In the last 6 months around 40 people attended Oasis each month, and an average of 15 new people come along every month. Some just pop in a few times, while others call in most days.who

 

Shaun has been dropping in regularly since May 2017, when, having recently returned to the area, he came at the recommendation of his mum’s GP. Events had upended his previously settled life, leaving him with physical health problems, no work or money, concerns about the family he was separated from and in a low state. A visit to The Oasis helped him start to build a way back.

 

‘At first I was able to make plans for two days ahead, then three, then five and so on. The staff are attuned to pick up the little signals if I need more help. They signposted me to CAB to get help with the urgent needs, and now the regular visits help me avoid becoming isolated, and give me a chance to talk to other people. When you have mental health issues and live on your own, simple things can quickly become overwhelming if you don’t have someone to talk to.’

 

People struggling with their mental health can be reluctant to venture into a place like Oasis for any number of reasons.
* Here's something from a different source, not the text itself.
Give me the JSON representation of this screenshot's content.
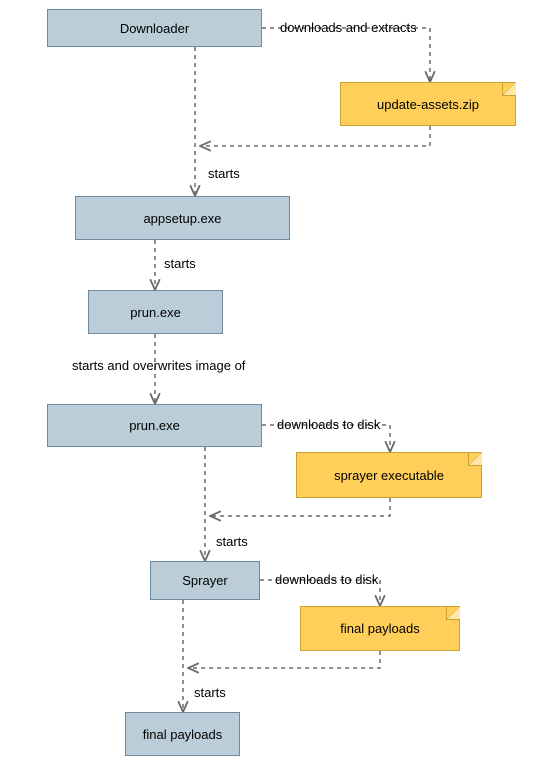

But the current attendees firmly quash the idea that someone vulnerable might find themselves surrounded by negative vibes if they do go in.

 

‘Coming here means you avoid being isolated, and you end up supporting each other,’ says Shaun. ‘There’s no judging, and as everyone is at a different point on their journey, you can go from needing advice to being able to give advice to others quite fast.’

 

The importance of feeling safe and welcomed in a place that’s supportive but not too hectic was echoed by Aiden, another young attendee. Aiden had used other support services in the past but as time went on found himself struggling to cope, and his mental health started to deteriorate. The Oasis Manager Judi mentioned the new facility and he decided to give it a try, and found himself getting back on track and staying there. He gives a lot of the credit for that to the good atmosphere and the staff.

 

Attendees also highlighted the value of activities that need mindfulness, in other words your full focus. Shaun has set up and facilitates attends an art group at The Oasis on Friday evenings,afternoons and The Oasis also provides specific courses for attendees not delivered elsewhere and dependant on need. These have included Anger Management and How to set Healthy Boundaries. The signposting offered by Oasis is also very useful, as there are many daytime services that cover periods when The Oasis, being an evening service, is not available.